10. Come gia’ rilevato, il concetto di appartenenza, evocato dalla norma, e’ piu’ ampio di quello di partecipazione, con il conseguente rilievo attribuito in tema di misure di prevenzione a condotte che non integrano neppure in ipotesi di accusa la presenza del vincolo stabile tra il proposto e la compagine, ma rivelano una attivita’ di collaborazione, anche non continuativa.
La differente struttura risulta essenziale nel senso di impedire, anche sul piano logico ricostruttivo, la piena equiparazione tra situazioni radicalmente diverse.
Ne consegue che, nell’ipotesi in cui non siano apprezzati elementi indicativi di tale partecipazione, individuabile nella collaborazione strutturale con il gruppo illecito, nella consapevolezza della funzione del proprio apporto stabile e riconoscibile dai consociati, la collaborazione occasionalmente prestata, pur nel previo riconoscimento della funzione della stessa ai fini del raggiungimento degli scopi propri del gruppo, per la mancanza di stabilita’ connessa alla natura di tale cooperazione, non puo’ legittimare l’applicazione di presunzioni semplici, la cui valenza e’ radicata nelle caratteristiche del patto sociale, la cui ideale sottoscrizione, secondo il criterio dell’id quod plerumque accidit, costituisce il substrato giustificativo (sul punto Corte cost., n. 231 del 2010) che l’apporto occasionale non possiede per definizione. In tal caso l’accertamento di attualita’ dovra’ logicamente essere ancorato a valutazioni specifiche sulla ripetitivita’ dell’apporto, sulla permanenza di determinate condizioni di vita ed interessi in comune.
11. A tali elementi concreti, desumibili dall’esame delle norme, devono aggiungersi considerazioni di ordine sistematico.
Si deve richiamare quanto in argomento gia’ sottolineato dalla Corte di legittimita’ (Sez.
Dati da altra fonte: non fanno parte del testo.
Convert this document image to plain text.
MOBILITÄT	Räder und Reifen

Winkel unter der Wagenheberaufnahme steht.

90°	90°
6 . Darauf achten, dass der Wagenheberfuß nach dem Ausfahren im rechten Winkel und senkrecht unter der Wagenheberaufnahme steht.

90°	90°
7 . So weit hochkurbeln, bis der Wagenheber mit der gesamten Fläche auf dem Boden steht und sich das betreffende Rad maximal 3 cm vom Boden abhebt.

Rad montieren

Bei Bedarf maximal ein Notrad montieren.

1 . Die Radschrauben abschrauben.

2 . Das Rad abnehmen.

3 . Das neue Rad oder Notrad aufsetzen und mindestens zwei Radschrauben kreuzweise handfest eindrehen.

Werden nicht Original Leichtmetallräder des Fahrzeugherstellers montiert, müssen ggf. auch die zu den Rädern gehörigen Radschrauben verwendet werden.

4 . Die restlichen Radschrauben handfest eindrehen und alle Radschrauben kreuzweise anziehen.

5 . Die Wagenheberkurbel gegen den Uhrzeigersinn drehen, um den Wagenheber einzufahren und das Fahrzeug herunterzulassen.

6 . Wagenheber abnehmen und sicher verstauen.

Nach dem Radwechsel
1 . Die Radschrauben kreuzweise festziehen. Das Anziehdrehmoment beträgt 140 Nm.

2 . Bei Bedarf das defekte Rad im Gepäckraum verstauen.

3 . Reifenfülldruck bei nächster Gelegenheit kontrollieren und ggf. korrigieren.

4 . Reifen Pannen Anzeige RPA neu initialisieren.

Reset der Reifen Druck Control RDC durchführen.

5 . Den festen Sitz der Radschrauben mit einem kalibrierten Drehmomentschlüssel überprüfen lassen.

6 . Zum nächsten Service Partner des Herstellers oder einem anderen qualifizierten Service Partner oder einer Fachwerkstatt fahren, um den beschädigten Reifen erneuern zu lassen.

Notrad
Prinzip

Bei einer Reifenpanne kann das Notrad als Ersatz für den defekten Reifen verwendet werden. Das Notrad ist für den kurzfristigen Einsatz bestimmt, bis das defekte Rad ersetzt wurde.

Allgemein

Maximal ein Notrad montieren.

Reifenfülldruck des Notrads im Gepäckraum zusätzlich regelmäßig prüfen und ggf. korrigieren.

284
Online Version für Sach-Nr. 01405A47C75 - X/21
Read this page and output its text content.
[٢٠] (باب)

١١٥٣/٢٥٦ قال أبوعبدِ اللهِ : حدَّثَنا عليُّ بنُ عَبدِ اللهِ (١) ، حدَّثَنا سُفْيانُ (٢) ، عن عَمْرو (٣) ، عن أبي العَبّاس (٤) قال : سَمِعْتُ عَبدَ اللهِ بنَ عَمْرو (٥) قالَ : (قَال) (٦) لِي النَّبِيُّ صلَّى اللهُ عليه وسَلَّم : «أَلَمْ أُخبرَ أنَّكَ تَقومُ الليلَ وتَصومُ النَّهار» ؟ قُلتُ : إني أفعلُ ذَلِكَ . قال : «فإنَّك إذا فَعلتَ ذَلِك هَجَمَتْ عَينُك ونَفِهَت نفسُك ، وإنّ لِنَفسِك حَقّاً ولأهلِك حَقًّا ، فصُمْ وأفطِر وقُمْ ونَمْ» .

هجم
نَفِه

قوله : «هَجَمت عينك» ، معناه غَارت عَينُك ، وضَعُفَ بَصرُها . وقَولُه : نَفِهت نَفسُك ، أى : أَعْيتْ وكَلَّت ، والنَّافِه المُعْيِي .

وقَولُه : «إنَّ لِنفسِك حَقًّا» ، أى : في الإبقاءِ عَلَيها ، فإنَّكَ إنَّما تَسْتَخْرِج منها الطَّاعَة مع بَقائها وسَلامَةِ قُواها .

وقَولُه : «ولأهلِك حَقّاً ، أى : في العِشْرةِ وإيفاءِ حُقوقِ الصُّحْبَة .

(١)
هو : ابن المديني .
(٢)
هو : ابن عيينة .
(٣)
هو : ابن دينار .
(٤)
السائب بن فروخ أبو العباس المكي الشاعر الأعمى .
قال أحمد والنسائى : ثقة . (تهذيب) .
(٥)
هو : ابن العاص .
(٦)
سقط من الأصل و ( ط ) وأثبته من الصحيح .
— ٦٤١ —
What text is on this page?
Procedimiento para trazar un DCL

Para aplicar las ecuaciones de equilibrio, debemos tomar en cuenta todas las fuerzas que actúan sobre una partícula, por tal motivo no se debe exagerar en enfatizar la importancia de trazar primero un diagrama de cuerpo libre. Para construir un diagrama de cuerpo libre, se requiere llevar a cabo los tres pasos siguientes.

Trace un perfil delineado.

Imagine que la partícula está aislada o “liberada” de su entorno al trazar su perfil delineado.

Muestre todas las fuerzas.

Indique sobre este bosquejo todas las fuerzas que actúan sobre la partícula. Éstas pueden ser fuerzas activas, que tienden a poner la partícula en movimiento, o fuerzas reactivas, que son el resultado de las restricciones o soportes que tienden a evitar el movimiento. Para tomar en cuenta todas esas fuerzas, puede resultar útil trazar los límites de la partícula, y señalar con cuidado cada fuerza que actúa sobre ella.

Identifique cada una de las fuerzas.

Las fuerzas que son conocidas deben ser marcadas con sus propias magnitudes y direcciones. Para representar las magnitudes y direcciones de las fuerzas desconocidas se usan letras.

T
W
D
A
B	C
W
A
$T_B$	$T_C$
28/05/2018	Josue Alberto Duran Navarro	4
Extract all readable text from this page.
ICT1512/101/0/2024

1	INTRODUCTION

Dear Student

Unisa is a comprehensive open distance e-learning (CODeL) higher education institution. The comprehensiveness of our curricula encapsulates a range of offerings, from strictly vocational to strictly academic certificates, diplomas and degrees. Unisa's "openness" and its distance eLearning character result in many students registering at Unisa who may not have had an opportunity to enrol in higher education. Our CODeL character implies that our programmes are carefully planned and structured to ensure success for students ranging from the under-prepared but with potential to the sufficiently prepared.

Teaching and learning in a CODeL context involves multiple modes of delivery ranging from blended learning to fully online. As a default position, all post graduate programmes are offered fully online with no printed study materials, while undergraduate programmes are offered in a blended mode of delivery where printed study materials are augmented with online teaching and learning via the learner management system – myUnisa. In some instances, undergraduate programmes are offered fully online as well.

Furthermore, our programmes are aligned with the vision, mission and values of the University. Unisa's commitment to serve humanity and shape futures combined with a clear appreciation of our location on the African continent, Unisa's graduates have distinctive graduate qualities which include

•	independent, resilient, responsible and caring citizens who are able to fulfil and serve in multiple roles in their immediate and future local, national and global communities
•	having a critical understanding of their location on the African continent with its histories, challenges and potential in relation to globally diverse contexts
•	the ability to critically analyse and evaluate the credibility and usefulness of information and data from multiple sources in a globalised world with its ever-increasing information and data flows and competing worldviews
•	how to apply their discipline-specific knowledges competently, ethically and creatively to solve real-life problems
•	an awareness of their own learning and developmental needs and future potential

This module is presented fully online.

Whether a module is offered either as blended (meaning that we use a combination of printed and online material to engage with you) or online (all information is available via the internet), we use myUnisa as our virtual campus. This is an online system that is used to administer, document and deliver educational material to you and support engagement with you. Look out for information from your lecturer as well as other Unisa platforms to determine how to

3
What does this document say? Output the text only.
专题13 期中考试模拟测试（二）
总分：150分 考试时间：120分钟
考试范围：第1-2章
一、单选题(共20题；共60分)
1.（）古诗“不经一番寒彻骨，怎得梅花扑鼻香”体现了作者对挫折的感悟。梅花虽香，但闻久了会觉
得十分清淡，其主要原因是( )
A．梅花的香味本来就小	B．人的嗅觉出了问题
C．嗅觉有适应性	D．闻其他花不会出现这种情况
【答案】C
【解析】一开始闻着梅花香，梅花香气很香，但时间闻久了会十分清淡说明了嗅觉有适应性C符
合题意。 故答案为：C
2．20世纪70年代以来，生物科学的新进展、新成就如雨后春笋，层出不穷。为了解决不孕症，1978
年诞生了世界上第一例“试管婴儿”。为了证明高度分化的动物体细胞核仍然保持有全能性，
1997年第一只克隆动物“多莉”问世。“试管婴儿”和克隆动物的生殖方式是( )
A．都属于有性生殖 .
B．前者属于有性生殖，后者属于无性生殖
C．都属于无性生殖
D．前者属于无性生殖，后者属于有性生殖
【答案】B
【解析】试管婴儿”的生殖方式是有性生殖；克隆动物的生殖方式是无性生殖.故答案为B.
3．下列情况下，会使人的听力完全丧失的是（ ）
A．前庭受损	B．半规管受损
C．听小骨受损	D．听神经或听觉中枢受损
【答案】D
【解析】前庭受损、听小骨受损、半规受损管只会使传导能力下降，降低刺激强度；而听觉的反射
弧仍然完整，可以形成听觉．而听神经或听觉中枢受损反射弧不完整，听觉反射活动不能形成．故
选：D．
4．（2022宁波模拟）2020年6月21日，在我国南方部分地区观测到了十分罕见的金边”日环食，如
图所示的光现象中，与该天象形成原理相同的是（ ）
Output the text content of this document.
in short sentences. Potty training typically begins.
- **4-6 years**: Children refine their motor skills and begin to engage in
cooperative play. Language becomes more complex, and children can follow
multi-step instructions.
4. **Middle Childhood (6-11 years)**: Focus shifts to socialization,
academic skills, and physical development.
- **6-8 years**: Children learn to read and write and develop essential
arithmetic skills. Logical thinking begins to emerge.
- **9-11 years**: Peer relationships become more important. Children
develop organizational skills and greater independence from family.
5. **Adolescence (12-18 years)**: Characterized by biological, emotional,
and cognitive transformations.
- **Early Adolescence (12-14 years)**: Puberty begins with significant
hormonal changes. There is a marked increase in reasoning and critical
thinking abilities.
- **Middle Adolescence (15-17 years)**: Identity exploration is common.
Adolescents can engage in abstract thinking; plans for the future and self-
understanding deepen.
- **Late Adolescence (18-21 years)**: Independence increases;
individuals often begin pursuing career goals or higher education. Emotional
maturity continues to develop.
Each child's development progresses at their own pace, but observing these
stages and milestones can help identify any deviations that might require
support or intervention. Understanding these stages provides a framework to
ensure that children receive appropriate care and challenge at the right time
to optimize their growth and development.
U, n. 4880 del 26/06/2014, dep. 2015, Spinelli, Rv. 262605) ove si e’ chiarito che “Volendo cogliere (…) le piu’ significative linee di tendenza, puo’ dirsi che le misure di prevenzione personale, ab origine concepite quali misure intese a limitare la liberta’ di soggetti ritenuti pericolosi al fine di renderne piu’ agevole il controllo da parte delle autorita’ di pubblica sicurezza, sono state sottoposte ad un processo di costituzionalizzazione (…) interessando un bene di primaria valenza costituzionale come la liberta’ personale, presidiato dall’art.13 Cost.; e, quindi, ad un processo di “giurisdizionalizzazione”, allo scopo di assicurare, per quanto possibile – stante la peculiarita’ del procedimento di prevenzione rispetto a quello di cognizione – la tutela delle garanzie difensive, al fine del contemperamento, pur esso ineludibile, con i parametri convenzionali.